Chciałabym Państwu dzisiaj przypomnieć mój manifest, który opublikowaliśmy z moim Zespołem Fundacji Kwiat Pustyni w 2005 roku.
„Jedynymi ludźmi, którzy widzą cały obraz, są ci, którzy wychodzą z ram”, pisze Salman Rushdie w książce Ziemia pod jej stopami.
Właśnie nadszedł czas, aby wyjść z tych ram. Przede mną rozciąga się długa droga. Mam jasne wyobrażenie o tym, co chiałabym uczynić w walce przeciwko okaleczaniu genitaliów w Europie.

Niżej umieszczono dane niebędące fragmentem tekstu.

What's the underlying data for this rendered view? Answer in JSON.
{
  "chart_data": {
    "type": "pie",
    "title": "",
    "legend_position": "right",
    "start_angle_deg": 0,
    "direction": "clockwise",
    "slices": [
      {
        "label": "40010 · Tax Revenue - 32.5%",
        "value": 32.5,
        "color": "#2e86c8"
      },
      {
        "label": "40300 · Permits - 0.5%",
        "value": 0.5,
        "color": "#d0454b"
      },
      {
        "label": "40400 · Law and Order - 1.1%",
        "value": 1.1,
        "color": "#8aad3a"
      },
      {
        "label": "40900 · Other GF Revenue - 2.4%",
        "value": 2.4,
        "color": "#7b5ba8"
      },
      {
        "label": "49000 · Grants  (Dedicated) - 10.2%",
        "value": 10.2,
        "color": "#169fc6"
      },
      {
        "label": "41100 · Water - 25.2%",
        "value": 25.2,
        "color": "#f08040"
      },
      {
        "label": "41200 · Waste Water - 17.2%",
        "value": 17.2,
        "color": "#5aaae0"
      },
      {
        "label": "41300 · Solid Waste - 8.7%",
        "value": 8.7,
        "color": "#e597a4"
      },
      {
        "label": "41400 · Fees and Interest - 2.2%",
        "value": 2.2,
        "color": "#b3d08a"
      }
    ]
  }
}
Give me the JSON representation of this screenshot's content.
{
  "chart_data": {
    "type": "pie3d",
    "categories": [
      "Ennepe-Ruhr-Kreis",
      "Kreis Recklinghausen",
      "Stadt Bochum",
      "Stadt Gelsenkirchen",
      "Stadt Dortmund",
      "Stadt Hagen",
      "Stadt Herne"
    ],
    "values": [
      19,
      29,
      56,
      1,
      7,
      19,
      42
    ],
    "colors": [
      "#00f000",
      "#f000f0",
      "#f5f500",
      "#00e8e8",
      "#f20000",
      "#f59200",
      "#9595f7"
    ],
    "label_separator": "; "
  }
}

Chcę walczyć o zrealizowanie piętnastu zadań:
Chcę, żeby:
… wszyscy ludzie w Europie uznali okaleczanie kobiecych narządów płciowych za wspólny problem, którego nie można dłużej ignorować,
… każda wspólnota religijna opowiedziała się wyraźnie przeciwko temu zabiegowi,
… każda ofiara FGM, która potrzebuje pomocy, takową uzyskała,
… wszystkie rządy i władze państwowe w Europie uznały okaleczenie kobiecych narządów płciowych za prześladowanie polityczne oraz podstawę do przyznania azylu,
… dla wszystkich stało się oczywistym, że okaleczanie narządów płciowych dziewczynek nie jest tradycją kulturową, lecz przestępstwem,
… wszystkie ofiary okaleczenia były wreszcie traktowane z odpowiednią wrażliwością i po ludzku,
... wszyscy pracownicy służby zdrowia byli szkoleni w zakresie FGM oraz wiedzieli, jak należy obchodzić się z ofiarami i im pomagać,
... każda kobieta, która zdecyduje się na operację rekonstrukcyjną została poddana takiemu zabiegowi oraz otrzymała opiekę psychologiczną,
... wreszcie można było otwarcie mówić o okaleczaniu kobiecych narządów płciowych a osoby dotknięte zawsze miały się do kogo zwrócić,
... wszystkie organizacje zajmujące się przeciwdziałaniem FGM dążyły do wspólnych celów oraz jednoczyły swoje siły,
... wszystkie organizacje zajmujące się walką z FGM wreszcie miały do dyspozycji wystarczające zaplecze finansowe, aby móc działać skutecznie,
... wszyscy ludzie w Europie przyczynili się do realizacji mojego marzenia: położenia raz na zawsze kresu okaleczaniu kobiecych narządów płciowych.